Der Auftritt von Jan Jambon in VRT und RTBF war wenig glorreich, meint La Libre Belgique, die in alledem aber fast schon ein Zeichen an der Wand sieht. Man hat Beobachtern schon Verfolgungswahn bescheinigt, wenn sie das Verhalten von einigen N-VA-Politikern als gefährlich bezeichnet haben. Man erinnere sich an Theo Francken, der öffentlich erklärte, dass er sich an gewisse Justizentscheidungen nicht zu halten habe. Und jetzt mischt sich sein Parteikollege Jambon in ein laufendes Verfahren ein. Vielleicht gibt es doch gute Gründe dafür, besorgt zu sein.
Ohnehin sieht sich Sven Mary schon massiven Anfeindungen bis hin zu Morddrohungen ausgesetzt. "Wir haben keine Angst", sagt aber der Vater des Anwalts in Het Laatste Nieuws und La Dernière Heure.
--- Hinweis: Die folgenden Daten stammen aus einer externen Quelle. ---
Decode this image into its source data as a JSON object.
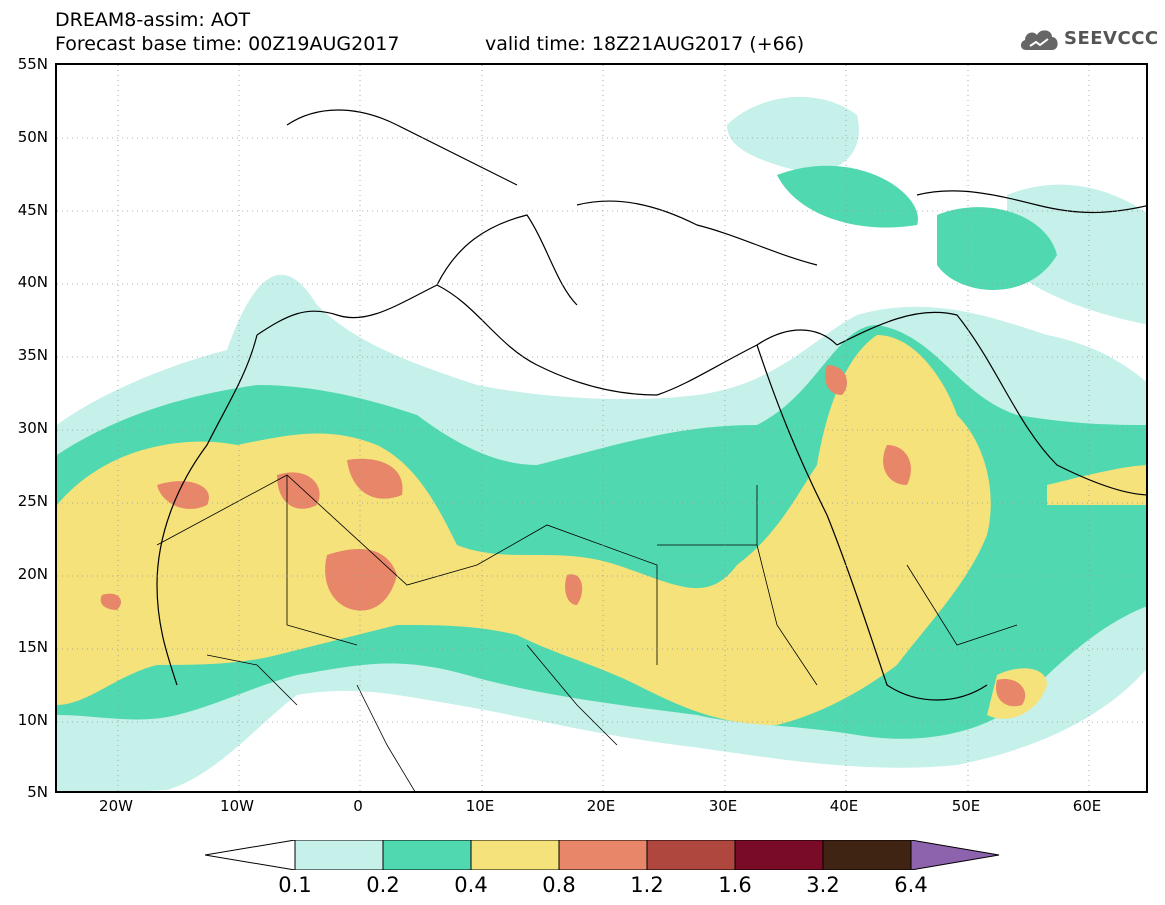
{
  "header": {
    "title": "DREAM8-assim: AOT",
    "forecast_base": "Forecast base time: 00Z19AUG2017",
    "valid_time": "valid time: 18Z21AUG2017 (+66)",
    "logo_text": "SEEVCCC"
  },
  "map": {
    "variable": "AOT",
    "region": "North Africa / Mediterranean / Middle East",
    "lon_range": [
      -25,
      65
    ],
    "lat_range": [
      5,
      55
    ],
    "lat_labels": [
      "55N",
      "50N",
      "45N",
      "40N",
      "35N",
      "30N",
      "25N",
      "20N",
      "15N",
      "10N",
      "5N"
    ],
    "lon_labels": [
      "20W",
      "10W",
      "0",
      "10E",
      "20E",
      "30E",
      "40E",
      "50E",
      "60E"
    ],
    "gridlines": "dotted"
  },
  "colorbar": {
    "levels": [
      "0.1",
      "0.2",
      "0.4",
      "0.8",
      "1.2",
      "1.6",
      "3.2",
      "6.4"
    ],
    "colors": [
      "#ffffff",
      "#c6f0ea",
      "#50d8b0",
      "#f5e27a",
      "#e8866a",
      "#b0473f",
      "#7a0b27",
      "#3f2414",
      "#8e63ad"
    ]
  }
}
Dieser Tony Mary war in einem früheren Leben einmal Hauptgeschäftsführer der VRT. "Die Drohungen werden meinen Sohn Sven nicht stoppen; er wird immer für das einstehen, was er für richtig hält."
Da hatten die Aussagen von Jan Jambon gerade noch gefehlt, wettert La Dernière Heure. Nicht nur, dass der Innenminister auf unzulässige Weise Druck auf die Justiz ausübt. Er gibt zudem indirekt den Menschen Recht, die Sven Mary und seine Familie bedrohen. Das ist schlicht und einfach inakzeptabel.
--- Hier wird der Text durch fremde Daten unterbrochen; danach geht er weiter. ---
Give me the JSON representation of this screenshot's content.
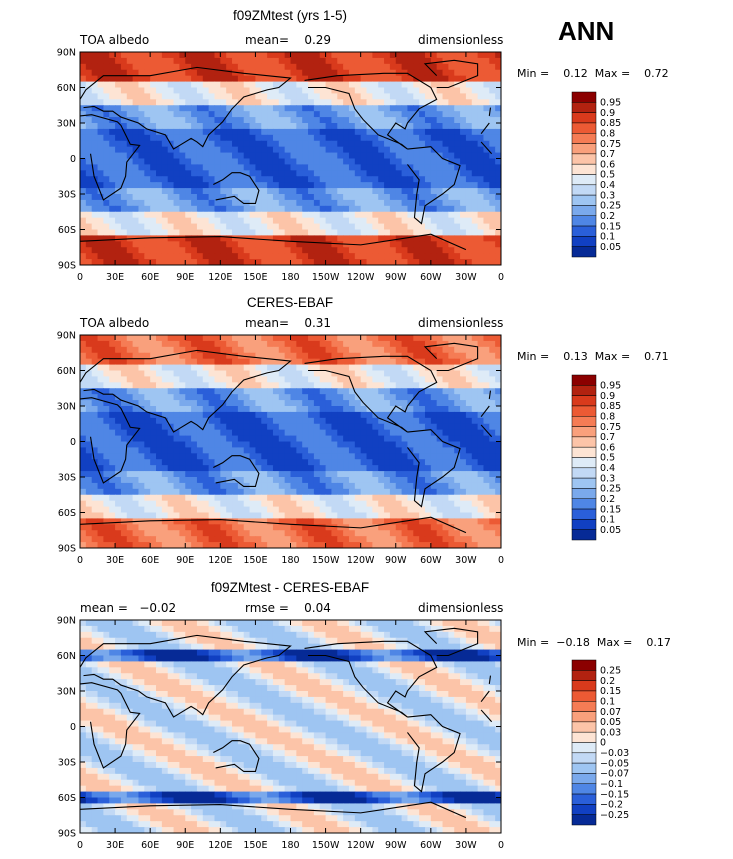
{
  "season_label": "ANN",
  "chart_data": [
    {
      "type": "heatmap",
      "title": "f09ZMtest (yrs 1-5)",
      "left_label": "TOA albedo",
      "center_label": "mean=    0.29",
      "right_label": "dimensionless",
      "minmax_label": "Min =    0.12  Max =    0.72",
      "min": 0.12,
      "max": 0.72,
      "mean": 0.29,
      "lat_ticks": [
        "90N",
        "60N",
        "30N",
        "0",
        "30S",
        "60S",
        "90S"
      ],
      "lon_ticks": [
        "0",
        "30E",
        "60E",
        "90E",
        "120E",
        "150E",
        "180",
        "150W",
        "120W",
        "90W",
        "60W",
        "30W",
        "0"
      ],
      "colorbar_labels": [
        "0.95",
        "0.9",
        "0.85",
        "0.8",
        "0.75",
        "0.7",
        "0.6",
        "0.5",
        "0.4",
        "0.3",
        "0.25",
        "0.2",
        "0.15",
        "0.1",
        "0.05"
      ],
      "colorbar_colors": [
        "#8b0000",
        "#b22210",
        "#d93a1c",
        "#ec5a34",
        "#f57c55",
        "#f9a07c",
        "#fcc4a8",
        "#fde4d4",
        "#deebf7",
        "#c2d9f5",
        "#9ec5f2",
        "#7aa9ec",
        "#4f86e5",
        "#2a5fd9",
        "#1140c2",
        "#062a96"
      ]
    },
    {
      "type": "heatmap",
      "title": "CERES-EBAF",
      "left_label": "TOA albedo",
      "center_label": "mean=    0.31",
      "right_label": "dimensionless",
      "minmax_label": "Min =    0.13  Max =    0.71",
      "min": 0.13,
      "max": 0.71,
      "mean": 0.31,
      "lat_ticks": [
        "90N",
        "60N",
        "30N",
        "0",
        "30S",
        "60S",
        "90S"
      ],
      "lon_ticks": [
        "0",
        "30E",
        "60E",
        "90E",
        "120E",
        "150E",
        "180",
        "150W",
        "120W",
        "90W",
        "60W",
        "30W",
        "0"
      ],
      "colorbar_labels": [
        "0.95",
        "0.9",
        "0.85",
        "0.8",
        "0.75",
        "0.7",
        "0.6",
        "0.5",
        "0.4",
        "0.3",
        "0.25",
        "0.2",
        "0.15",
        "0.1",
        "0.05"
      ],
      "colorbar_colors": [
        "#8b0000",
        "#b22210",
        "#d93a1c",
        "#ec5a34",
        "#f57c55",
        "#f9a07c",
        "#fcc4a8",
        "#fde4d4",
        "#deebf7",
        "#c2d9f5",
        "#9ec5f2",
        "#7aa9ec",
        "#4f86e5",
        "#2a5fd9",
        "#1140c2",
        "#062a96"
      ]
    },
    {
      "type": "heatmap",
      "title": "f09ZMtest - CERES-EBAF",
      "left_label": "mean =   −0.02",
      "center_label": "rmse =    0.04",
      "right_label": "dimensionless",
      "minmax_label": "Min =  −0.18  Max =    0.17",
      "min": -0.18,
      "max": 0.17,
      "mean": -0.02,
      "rmse": 0.04,
      "lat_ticks": [
        "90N",
        "60N",
        "30N",
        "0",
        "30S",
        "60S",
        "90S"
      ],
      "lon_ticks": [
        "0",
        "30E",
        "60E",
        "90E",
        "120E",
        "150E",
        "180",
        "150W",
        "120W",
        "90W",
        "60W",
        "30W",
        "0"
      ],
      "colorbar_labels": [
        "0.25",
        "0.2",
        "0.15",
        "0.1",
        "0.07",
        "0.05",
        "0.03",
        "0",
        "−0.03",
        "−0.05",
        "−0.07",
        "−0.1",
        "−0.15",
        "−0.2",
        "−0.25"
      ],
      "colorbar_colors": [
        "#8b0000",
        "#b22210",
        "#d93a1c",
        "#ec5a34",
        "#f57c55",
        "#f9a07c",
        "#fcc4a8",
        "#fde4d4",
        "#deebf7",
        "#c2d9f5",
        "#9ec5f2",
        "#7aa9ec",
        "#4f86e5",
        "#2a5fd9",
        "#1140c2",
        "#062a96"
      ]
    }
  ]
}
Coucke in Nöten und Belgiens 5G-Problem
"Perrigo verlangt 1,9 Milliarden Euro von Coucke und Co", so derweil die Aufmachergeschichte von De Standaard und Het Nieuwsblad. Perrigo, das ist das amerikanisch-irische Unternehmen, das Omega Pharma gekauft hat, die Firma von Marc Coucke. Coucke allein hat dabei rund eine Milliarde Euro bekommen. Perrigo behauptet jetzt, betrogen worden zu sein, und verlangt sein Geld zurück. "Sein ganzes Vermögen steht auf dem Spiel", so das Fazit von Het Nieuwsblad.
"Das 5G-Netz in Brüssel: Die Anbieter werden ungeduldig", titelt schließlich Le Soir. Die neue Generation der Mobilfunknetze lässt in Belgien auf sich warten. Für die Telekomunternehmen gibt es dafür nur einen einzigen Grund: "Die Strahlungsnormen sind zu streng. Sie sind sogar die strengsten in Europa", beklagt die Branche.
Muss man wirklich alles dem Fortschritt opfern?, fragt sich Le Soir in seinem Leitartikel. Bald gibt es in Belgien keinen Ort mehr, um der Strahlenbelastung zu entfliehen. Natürlich muss man nicht eins zu eins die Argumente derer übernehmen, die die Handywellen grundsätzlich und in jeder Dosis für gefährlich halten. Allerdings gibt es bislang keine Langzeitstudien und deswegen sollte der Staat doch das Vorsichtsprinzip walten lassen. Die Technik muss dem Menschen dienen, nicht umgekehrt.